Tendon–bone contact pressure and biomechanical evaluation of a modified suture-bridge technique for rotator cuff repair

Baums, Mike H.; Geyer, Michael; Büschken, Meike; Buchhorn, Gottfried H.; Spahn, Gunter; Klinger, Hans-Michael
July 2010
Knee Surgery, Sports Traumatology, Arthroscopy;Jul2010, Vol. 18 Issue 7, p992
Academic Journal
The aim of the study was to evaluate the time-zero mechanical and footprint properties of a suture-bridge technique for rotator cuff repair in an animal model. Thirty fresh-frozen sheep shoulders were randomly assigned among three investigation groups: (1) cyclic loading, (2) load-to-failure testing, and (3) tendon–bone interface contact pressure measurement. Shoulders were cyclically loaded from 10 to 180 N and displacement to gap formation of 5- and 10-mm at the repair site. Cycles to failure were determined. Additionally, the ultimate tensile strength and stiffness were verified along with the mode of failure. The average contact pressure and pressure pattern were investigated using a pressure-sensitive film system. All of the specimens resisted against 3,000 cycles and none of them reached a gap formation of 10 mm. The number of cycles to 5-mm gap formation was 2,884.5 ± 96.8 cycles. The ultimate tensile strength was 565.8 ± 17.8 N and stiffness was 173.7 ± 9.9 N/mm. The entire specimen presented a unique mode of failure as it is well known in using high strength sutures by pulling them through the tendon. We observed a mean contact pressure of 1.19 ± 0.03 MPa, applied on the footprint area.

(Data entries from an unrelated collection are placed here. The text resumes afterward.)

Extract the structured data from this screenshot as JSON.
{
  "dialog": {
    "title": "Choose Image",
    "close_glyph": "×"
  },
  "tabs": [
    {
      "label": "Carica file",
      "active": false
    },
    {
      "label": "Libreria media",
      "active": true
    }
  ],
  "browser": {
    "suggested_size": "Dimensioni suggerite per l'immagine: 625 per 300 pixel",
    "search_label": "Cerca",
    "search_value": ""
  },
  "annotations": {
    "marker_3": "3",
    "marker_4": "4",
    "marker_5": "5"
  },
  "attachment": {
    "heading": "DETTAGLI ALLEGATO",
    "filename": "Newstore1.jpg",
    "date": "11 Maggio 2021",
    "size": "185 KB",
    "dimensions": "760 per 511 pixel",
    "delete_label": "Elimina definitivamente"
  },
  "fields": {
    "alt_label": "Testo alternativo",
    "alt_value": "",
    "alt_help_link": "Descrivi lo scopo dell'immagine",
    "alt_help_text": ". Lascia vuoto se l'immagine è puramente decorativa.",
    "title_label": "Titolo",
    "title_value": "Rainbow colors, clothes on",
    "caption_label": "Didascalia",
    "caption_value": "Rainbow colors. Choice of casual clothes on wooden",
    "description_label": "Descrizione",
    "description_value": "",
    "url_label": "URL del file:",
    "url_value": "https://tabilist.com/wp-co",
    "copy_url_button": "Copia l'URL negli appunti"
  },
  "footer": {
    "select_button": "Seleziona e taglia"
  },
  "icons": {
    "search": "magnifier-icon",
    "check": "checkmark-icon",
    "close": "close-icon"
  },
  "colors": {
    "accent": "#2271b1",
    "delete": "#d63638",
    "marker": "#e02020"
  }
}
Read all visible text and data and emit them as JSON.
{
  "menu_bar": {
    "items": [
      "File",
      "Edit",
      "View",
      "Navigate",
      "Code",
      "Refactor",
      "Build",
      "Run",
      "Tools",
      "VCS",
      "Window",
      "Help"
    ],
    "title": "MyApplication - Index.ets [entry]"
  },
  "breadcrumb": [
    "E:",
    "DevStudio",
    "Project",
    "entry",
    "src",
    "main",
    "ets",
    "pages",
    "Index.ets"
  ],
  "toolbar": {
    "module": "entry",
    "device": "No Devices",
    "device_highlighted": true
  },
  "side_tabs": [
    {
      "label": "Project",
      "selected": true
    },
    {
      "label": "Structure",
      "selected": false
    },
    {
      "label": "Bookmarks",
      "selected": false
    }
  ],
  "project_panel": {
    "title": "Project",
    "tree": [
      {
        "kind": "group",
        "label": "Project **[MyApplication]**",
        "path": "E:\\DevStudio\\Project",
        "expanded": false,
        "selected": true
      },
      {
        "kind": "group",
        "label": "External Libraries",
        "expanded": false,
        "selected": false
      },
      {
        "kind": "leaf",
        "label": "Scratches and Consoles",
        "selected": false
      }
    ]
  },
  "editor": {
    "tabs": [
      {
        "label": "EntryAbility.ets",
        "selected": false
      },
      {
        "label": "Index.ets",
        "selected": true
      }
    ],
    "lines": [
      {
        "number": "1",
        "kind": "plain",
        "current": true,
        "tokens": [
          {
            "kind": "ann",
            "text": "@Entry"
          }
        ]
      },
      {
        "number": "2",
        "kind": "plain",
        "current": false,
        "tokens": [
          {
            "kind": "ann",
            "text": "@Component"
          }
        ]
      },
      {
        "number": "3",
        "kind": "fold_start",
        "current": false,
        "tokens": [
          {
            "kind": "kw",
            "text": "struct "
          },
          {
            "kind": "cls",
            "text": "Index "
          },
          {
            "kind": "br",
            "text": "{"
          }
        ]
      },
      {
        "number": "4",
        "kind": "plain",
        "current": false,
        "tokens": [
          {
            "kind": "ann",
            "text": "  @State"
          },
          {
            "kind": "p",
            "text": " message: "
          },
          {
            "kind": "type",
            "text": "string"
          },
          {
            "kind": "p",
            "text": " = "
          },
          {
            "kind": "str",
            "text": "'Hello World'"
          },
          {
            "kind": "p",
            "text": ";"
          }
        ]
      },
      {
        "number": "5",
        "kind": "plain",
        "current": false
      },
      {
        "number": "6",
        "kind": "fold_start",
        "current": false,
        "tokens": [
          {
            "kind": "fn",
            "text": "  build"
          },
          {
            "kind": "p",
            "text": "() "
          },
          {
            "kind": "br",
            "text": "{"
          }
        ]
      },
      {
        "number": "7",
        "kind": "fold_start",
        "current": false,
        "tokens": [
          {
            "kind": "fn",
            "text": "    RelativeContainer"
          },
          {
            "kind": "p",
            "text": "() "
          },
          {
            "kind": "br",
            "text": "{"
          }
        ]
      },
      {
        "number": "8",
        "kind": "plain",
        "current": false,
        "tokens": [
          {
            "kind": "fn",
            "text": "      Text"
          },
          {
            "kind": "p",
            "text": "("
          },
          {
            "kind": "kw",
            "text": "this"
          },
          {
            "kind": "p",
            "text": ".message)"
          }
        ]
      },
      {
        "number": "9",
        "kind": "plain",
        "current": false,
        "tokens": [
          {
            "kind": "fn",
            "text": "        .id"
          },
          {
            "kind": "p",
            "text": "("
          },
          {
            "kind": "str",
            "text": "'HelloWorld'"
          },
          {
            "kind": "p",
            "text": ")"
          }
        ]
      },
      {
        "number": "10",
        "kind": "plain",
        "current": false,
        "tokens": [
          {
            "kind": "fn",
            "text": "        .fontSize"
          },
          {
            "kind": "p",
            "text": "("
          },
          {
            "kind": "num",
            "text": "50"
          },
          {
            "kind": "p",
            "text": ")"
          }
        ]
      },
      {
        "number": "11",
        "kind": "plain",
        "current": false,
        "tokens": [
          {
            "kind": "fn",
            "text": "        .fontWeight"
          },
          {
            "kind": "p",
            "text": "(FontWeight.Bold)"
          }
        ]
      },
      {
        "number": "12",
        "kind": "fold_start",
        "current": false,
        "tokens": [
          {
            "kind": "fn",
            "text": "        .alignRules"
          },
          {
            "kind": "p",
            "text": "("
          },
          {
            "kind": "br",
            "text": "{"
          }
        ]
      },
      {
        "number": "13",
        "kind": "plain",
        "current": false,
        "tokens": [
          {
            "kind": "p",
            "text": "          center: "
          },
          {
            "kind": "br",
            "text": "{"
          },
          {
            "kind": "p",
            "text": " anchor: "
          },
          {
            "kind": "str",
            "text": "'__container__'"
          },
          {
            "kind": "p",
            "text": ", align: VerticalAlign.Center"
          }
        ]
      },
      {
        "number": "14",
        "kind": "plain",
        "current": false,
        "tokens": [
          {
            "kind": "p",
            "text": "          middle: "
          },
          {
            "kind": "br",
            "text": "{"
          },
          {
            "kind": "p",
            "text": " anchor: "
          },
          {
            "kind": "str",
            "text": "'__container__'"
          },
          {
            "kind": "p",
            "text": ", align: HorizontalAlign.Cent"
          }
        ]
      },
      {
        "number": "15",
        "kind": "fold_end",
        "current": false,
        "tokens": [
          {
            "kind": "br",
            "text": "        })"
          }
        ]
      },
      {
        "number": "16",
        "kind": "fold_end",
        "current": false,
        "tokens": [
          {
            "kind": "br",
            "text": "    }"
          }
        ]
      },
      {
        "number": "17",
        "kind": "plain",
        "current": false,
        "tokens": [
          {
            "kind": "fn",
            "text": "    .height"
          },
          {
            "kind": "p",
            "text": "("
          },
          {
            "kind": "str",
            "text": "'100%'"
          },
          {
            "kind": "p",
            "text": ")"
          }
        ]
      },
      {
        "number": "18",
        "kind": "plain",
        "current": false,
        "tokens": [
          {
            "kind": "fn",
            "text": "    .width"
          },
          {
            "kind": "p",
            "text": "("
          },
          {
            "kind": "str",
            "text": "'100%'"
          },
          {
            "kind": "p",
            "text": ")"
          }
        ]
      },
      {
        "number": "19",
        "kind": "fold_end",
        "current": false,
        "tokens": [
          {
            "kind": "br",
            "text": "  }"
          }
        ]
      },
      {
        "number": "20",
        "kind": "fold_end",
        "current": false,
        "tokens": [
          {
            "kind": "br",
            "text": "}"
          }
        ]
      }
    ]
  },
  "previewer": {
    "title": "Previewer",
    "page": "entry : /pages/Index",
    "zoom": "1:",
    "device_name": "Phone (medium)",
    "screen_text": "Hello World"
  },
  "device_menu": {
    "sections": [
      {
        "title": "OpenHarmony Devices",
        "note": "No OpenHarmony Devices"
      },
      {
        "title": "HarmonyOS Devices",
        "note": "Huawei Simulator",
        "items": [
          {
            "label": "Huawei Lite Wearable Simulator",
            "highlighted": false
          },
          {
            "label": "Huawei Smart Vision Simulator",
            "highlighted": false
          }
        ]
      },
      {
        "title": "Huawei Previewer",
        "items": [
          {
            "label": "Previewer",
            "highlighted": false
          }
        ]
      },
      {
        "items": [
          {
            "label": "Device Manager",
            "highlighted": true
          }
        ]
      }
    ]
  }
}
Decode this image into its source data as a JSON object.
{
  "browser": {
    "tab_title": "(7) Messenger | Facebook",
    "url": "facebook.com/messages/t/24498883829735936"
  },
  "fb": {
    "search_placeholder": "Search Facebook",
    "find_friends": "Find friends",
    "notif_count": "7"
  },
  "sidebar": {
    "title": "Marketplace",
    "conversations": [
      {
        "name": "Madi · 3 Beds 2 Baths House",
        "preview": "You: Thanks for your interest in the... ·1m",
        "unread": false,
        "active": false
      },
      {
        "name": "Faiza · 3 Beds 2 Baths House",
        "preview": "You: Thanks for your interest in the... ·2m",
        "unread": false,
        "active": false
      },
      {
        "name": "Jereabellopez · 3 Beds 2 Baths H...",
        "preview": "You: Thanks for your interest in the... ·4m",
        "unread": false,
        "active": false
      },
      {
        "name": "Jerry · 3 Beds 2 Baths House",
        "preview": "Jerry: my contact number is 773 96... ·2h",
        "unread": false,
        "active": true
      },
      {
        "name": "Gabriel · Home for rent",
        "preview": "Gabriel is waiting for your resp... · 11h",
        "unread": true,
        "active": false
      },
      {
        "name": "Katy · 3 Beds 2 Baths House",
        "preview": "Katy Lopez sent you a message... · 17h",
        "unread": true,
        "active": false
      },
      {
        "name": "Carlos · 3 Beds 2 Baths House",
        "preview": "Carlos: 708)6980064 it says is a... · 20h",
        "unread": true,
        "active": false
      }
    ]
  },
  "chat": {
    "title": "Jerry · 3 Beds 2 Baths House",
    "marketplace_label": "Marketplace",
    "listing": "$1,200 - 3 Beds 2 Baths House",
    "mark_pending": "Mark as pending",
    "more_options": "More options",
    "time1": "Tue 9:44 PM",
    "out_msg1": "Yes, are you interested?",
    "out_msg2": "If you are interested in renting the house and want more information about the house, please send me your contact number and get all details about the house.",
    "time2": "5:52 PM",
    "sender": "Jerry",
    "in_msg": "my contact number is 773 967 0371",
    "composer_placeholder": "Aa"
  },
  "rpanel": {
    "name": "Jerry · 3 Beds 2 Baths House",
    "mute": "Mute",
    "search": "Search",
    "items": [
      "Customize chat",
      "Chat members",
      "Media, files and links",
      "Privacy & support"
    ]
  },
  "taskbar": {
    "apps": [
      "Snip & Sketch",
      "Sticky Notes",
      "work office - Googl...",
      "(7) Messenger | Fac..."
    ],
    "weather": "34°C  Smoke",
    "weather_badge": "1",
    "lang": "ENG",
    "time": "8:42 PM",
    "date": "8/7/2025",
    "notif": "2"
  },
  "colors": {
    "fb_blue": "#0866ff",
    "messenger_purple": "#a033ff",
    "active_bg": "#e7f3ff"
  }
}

The fundamental results of our study support the use of a suture-bridge technique for optimising the conditions of the healing biology of a reconstructed rotator cuff tendon. Nevertheless, an individual estimation has to be done if using the suture-bridge technique clinically. Further investigation is necessary to evaluate the cell biological healing process in order to achieve further sufficient advancements in rotator cuff repair.